The fact that $H^1_{\mathrm{dR}}(\mathbb{A}^1_k) = \bigoplus_{i=0}^{\infty}k$ for $k$ of positive characteristic exemplifies what can go wrong with de Rham cohomology when the characteristic is not zero. I'm trying to do some computations with the next step, and determine the cohomology of the plane, but I'm unsure how to proceed.

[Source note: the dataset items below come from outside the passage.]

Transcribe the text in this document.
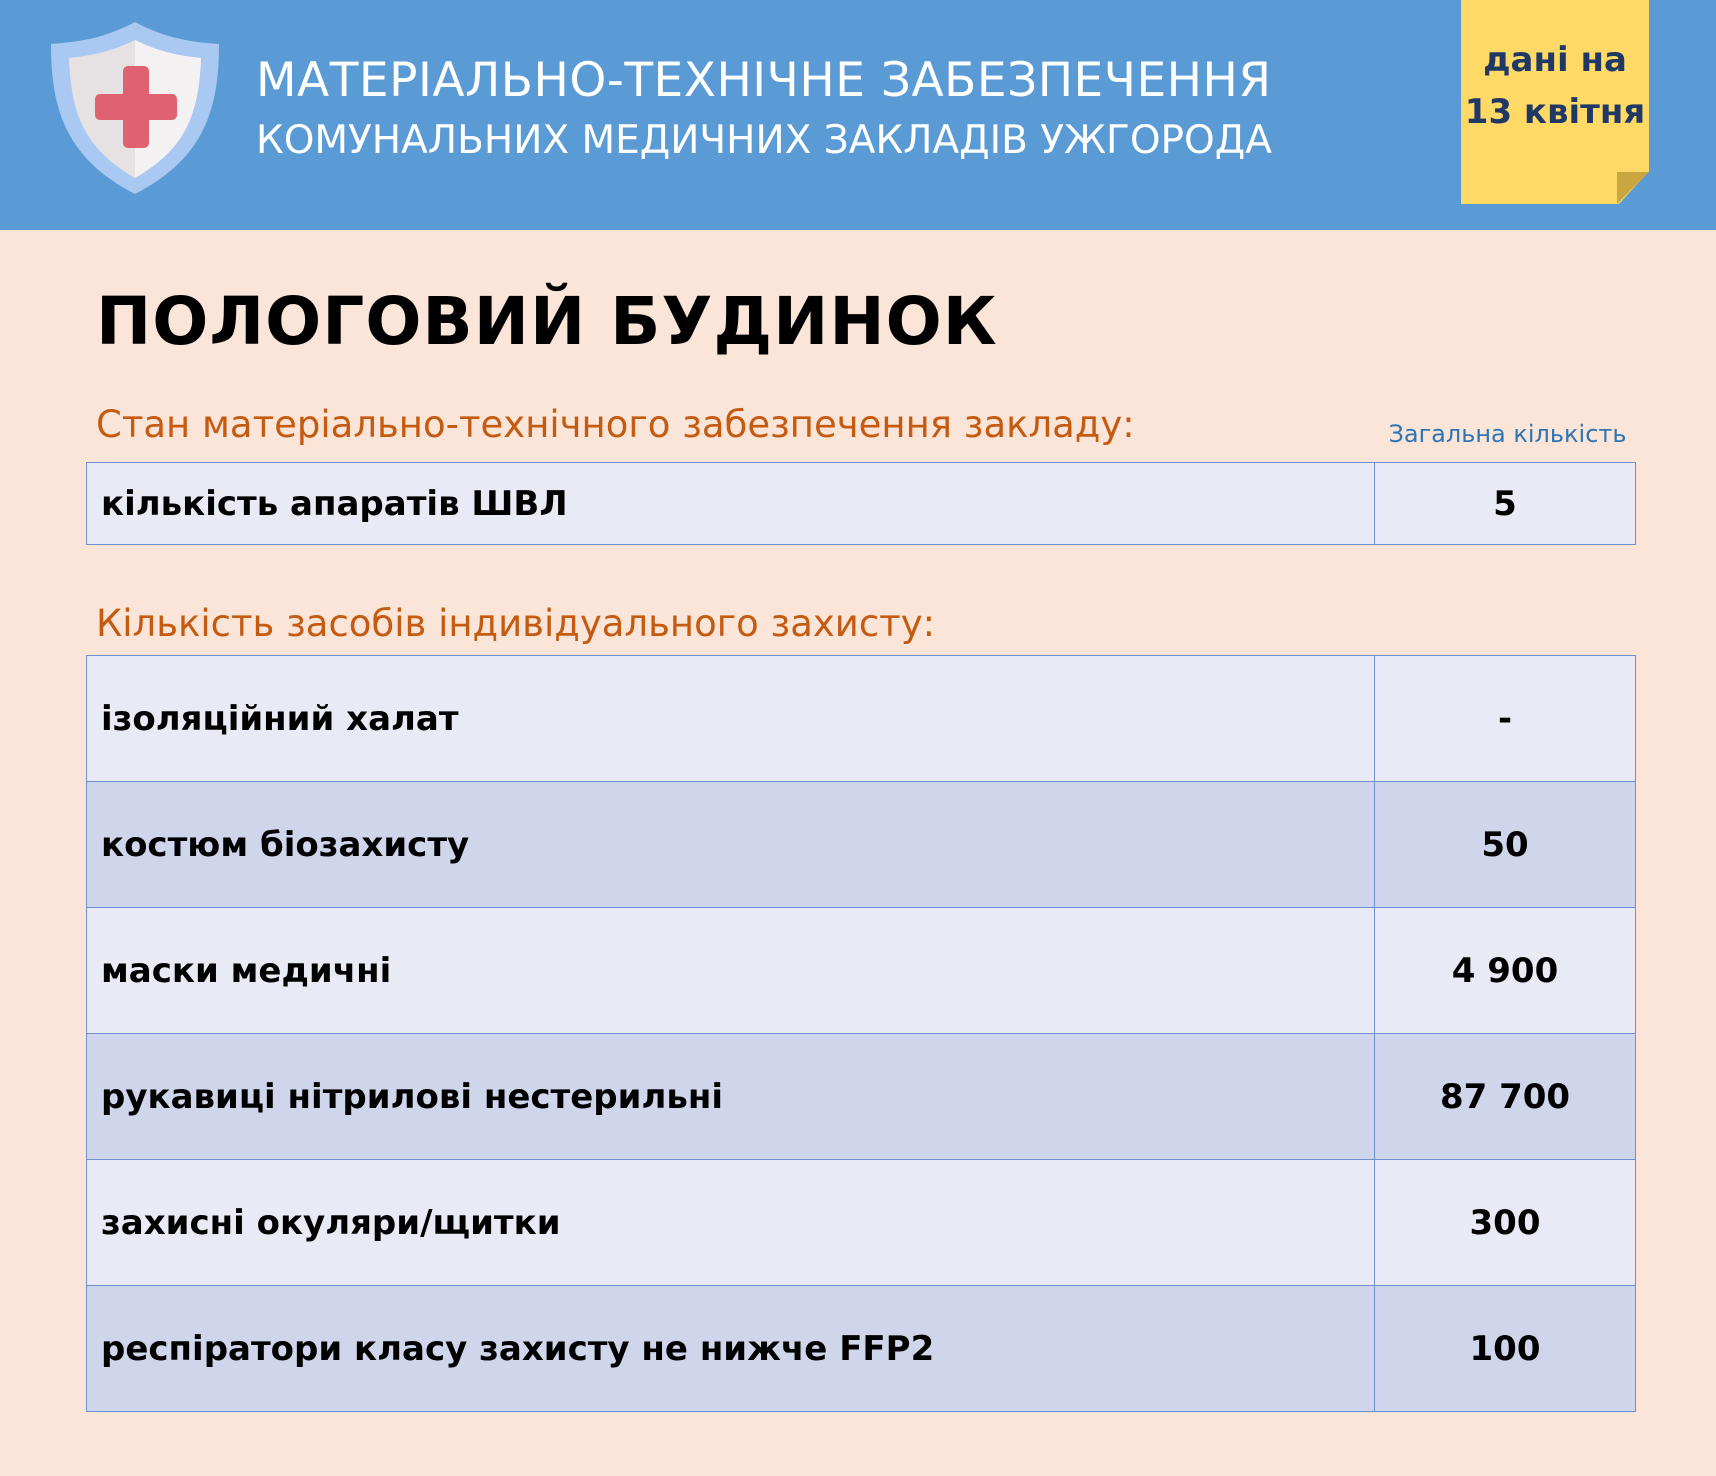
МАТЕРІАЛЬНО-ТЕХНІЧНЕ ЗАБЕЗПЕЧЕННЯ
КОМУНАЛЬНИХ МЕДИЧНИХ ЗАКЛАДІВ УЖГОРОДА
дані на
13 квітня
ПОЛОГОВИЙ БУДИНОК
Стан матеріально-технічного забезпечення закладу:	Загальна кількість
кількість апаратів ШВЛ	5
Кількість засобів індивідуального захисту:
ізоляційний халат	-
костюм біозахисту	50
маски медичні	4 900
рукавиці нітрилові нестерильні	87 700
захисні окуляри/щитки	300
респіратори класу захисту не нижче FFP2	100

Since $X = \mathbb{A}^2_k = \mathrm{Spec}(k[x,y])$ is affine, one can compute $H^{\bullet}_{\mathrm{dR}}$ without recourse to hypercohomology, and instead just take the cohomology of the (global sections of the) de Rham complex: $$k[x,y] \xrightarrow{d_0} \Omega^1_{X/k} \xrightarrow{d_1} \Omega^2_{X/k}$$
It seems that $\mathrm{im}(d_1)$ is generated by all forms $u\mathrm{d}x \wedge v\mathrm{d}y$, where $u,v$ are monomials whose degrees are not both congruent to $-1 \text{ mod } p$, and this would come close to computing $H^2_{\mathrm{dR}}$. But my argument is not rigorous, and I feel like I'm missing something.
The part I'm even more unsure about is how to calculate $H^1_{\mathrm{dR}}$. I know in characteristic $0$ it should be equal to $0$, but I was even having a hard time proving that.
If someone could help me with these calculations, or just provide a good reference, I would appreciate it.